Pour ce qui est des grandes entreprises, il est vrai que certaines négocient le montant de leur impôt et menace de déménager leur siège (tel Nestlé si l’on plafonnait légalement les salaires des managers). Il faut bien comprendre que l’Etat n’y peu rien, car le problème est internationale. Seul une réglementation globale peut espérer réduire ce genre d’injustice ; et c’est d’ailleurs ce qu’on voit poindre actuellement, même si ça n’avance pas aussi vite qu’on pourrait l’espérer.

Dans l’argument qui nous occupe, le comportement de ces voyous et sensé justifier une réciprocité dans le comportement social du citoyen (ou du « ménage » !) pour, en quelque sorte, récupéré ce qu’il aurait collecté en trop.

Moi, je n’ai jamais collecté, je n’ai jamais travaillé assez pour être considérer comme une force productive. Jusqu’à présent, l’Etat m’a donné beaucoup plus que ce je lui ai rendu : je ne lui suis pas profitable.

Quelle devrait donc être mon attitude face à l’Etat ? Devrais-je encore profiter de lui sous prétexte que certains ne payent pas tout ce qu’ils devraient ?

Encore une fois, je souhaite démarquer mon propos de toute forme d’anarchisme. La réforme est nécessaire, non la destruction. Je crois que chacun, de part ses talents, ses capacités, ses envies, son travail, doit contribuer au bien être de la société ; et cela signifie également payer des impôts.
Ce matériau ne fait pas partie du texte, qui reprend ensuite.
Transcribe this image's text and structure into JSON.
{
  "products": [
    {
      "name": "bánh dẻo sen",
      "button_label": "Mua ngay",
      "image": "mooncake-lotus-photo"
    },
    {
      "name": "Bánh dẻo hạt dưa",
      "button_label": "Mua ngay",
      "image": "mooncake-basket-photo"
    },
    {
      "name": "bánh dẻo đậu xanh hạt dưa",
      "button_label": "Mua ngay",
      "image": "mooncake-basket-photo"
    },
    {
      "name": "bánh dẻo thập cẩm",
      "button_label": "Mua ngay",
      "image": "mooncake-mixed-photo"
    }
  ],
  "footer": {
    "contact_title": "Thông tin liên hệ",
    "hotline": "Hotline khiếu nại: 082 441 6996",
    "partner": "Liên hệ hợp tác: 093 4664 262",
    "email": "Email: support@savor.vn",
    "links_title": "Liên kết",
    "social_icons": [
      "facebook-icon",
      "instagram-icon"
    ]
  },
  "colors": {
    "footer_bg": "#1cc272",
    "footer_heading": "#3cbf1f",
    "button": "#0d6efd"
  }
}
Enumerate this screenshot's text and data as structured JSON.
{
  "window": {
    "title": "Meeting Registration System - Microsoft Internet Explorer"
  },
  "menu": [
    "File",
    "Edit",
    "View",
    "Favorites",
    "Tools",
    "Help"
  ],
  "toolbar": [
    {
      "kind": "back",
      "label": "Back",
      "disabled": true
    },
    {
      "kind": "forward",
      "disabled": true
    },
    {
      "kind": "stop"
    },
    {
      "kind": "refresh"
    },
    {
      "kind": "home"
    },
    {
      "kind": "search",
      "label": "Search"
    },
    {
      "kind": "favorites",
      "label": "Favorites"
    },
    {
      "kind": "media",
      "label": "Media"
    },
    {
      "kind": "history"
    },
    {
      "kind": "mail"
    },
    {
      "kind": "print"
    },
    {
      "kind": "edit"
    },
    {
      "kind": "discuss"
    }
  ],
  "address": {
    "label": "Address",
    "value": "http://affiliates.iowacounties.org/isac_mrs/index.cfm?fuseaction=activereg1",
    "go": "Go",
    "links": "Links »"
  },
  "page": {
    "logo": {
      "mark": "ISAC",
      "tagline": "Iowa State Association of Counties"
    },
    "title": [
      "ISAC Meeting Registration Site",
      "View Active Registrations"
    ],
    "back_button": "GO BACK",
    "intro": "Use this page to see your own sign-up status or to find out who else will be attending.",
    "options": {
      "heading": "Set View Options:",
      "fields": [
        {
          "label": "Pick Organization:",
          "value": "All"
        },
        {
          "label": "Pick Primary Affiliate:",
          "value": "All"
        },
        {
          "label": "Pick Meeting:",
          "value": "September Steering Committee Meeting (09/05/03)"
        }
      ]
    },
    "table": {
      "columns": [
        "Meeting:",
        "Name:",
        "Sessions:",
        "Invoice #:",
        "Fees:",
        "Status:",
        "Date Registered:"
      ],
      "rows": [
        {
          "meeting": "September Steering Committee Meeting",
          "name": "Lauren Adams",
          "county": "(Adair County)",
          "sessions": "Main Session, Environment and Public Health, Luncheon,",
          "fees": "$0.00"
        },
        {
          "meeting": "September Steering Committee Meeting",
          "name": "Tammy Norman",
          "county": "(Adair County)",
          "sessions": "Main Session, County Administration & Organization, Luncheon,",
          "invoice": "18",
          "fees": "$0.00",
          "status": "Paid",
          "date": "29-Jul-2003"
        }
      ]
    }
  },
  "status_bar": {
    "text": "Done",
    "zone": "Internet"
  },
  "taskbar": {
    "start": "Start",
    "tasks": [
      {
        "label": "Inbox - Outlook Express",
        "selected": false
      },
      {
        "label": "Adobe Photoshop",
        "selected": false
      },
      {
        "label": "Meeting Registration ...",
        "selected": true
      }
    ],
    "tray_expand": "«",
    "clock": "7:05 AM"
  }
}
Travailler au noir ne résout pas le problème, il l’empire, en ce qu’il diminue le contrôle de l’Etat. En matière économique et financière, le pouvoir de l’Etat doit être accru amenant ainsi justice et transparence. Tout pas dans une autre direction est, à mon avis, une erreur.

 

Certes ce cadre semble contraignant, mais il est le seul à être juste. Cela ne signifie pas qu’il faille travailler comme un boeuf, accumuler comme un banquier et se soumettre comme un caniche. Comme le disait Aristote – pas dans ces termes je vous l’accorde –, la vérité (éthique) c’est une question de juste milieu.